Nolan, Walz added, will need the cash to compete with Mills, who's already lent his campaign $120,000 from his personal fortune."You need to make sure you're heard and I think for many of us, there might have been a sense of, in Minnesota anyway, complacency." So far, Nolan has raised nearly $1.1 million since the beginning of 2013. Mills has raised slightly more even though he entered the race later.
The Frontline help and the AFSCME and super PAC money are signs that Democrats are running scared in the 8th District, Mills spokeswoman Chloe Rockow said.
"Stewart is running a winning campaign," Rockow added. "We're getting a lot of really good responses so the Nolan camp can look at that and it makes sense that they'd be a little worried."
The Mills campaign has been aggressively going after Nolan, citing his F grade from the National Rifle Association, his votes in this Congress and votes from his terms in the 1970s.
Democrats for decades held a lock on the 8th District seat. Republican Chip Cravaack unexpectedly beat longtime Rep. Jim Oberstar in 2010 after conservative areas closer to the Twin Cities were added to the huge district that runs to the Canadian border.

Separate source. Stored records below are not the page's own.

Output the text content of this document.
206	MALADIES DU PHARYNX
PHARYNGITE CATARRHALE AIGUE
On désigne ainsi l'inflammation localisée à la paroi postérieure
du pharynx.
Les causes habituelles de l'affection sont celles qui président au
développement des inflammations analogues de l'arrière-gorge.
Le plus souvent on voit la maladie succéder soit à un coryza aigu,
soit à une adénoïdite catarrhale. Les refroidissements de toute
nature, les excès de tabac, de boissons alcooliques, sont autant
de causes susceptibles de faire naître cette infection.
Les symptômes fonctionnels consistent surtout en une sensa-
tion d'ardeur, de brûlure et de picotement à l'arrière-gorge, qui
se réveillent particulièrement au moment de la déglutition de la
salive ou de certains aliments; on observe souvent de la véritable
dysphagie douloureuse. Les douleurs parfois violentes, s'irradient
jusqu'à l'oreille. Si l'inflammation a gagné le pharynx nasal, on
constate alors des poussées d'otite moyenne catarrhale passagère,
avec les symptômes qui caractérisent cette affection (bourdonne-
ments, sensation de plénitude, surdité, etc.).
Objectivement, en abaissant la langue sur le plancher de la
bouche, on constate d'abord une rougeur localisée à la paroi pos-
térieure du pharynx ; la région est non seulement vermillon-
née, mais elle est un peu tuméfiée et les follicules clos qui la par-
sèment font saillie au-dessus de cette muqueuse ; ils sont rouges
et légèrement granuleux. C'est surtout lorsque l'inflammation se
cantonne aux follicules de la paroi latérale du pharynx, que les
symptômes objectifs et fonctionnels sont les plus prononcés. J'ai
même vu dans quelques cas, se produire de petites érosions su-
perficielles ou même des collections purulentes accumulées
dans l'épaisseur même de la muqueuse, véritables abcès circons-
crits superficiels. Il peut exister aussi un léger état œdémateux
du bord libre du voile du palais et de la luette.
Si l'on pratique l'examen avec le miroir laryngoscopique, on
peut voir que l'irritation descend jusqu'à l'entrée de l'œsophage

Nolan beat Cravaack in 2012 and campaign watchers say despite the district's changing demographics, it still tracks Democratic and that Nolan should benefit from the voter turnout operation built by two DFL statewide candidates, Gov. Mark Dayton and Senator Al Franken.
"The burden of proof is on Republicans to prove that they can overcome some of the structural advantages that Nolan has," said Nathan Gonzales, deputy editor of the Rothenberg Political Report.
The campaign has already turned sharply negative on both sides.
Nolan, though, said he hasn't shied away from voting his conscience even when he knows that vote could later be used against him, adding that he gives the same advice to younger members facing tough re-elections.
"Just do the right thing, what you think is right and you'll sleep well at night," he said. "The opposition is going to make crap up about you anyway."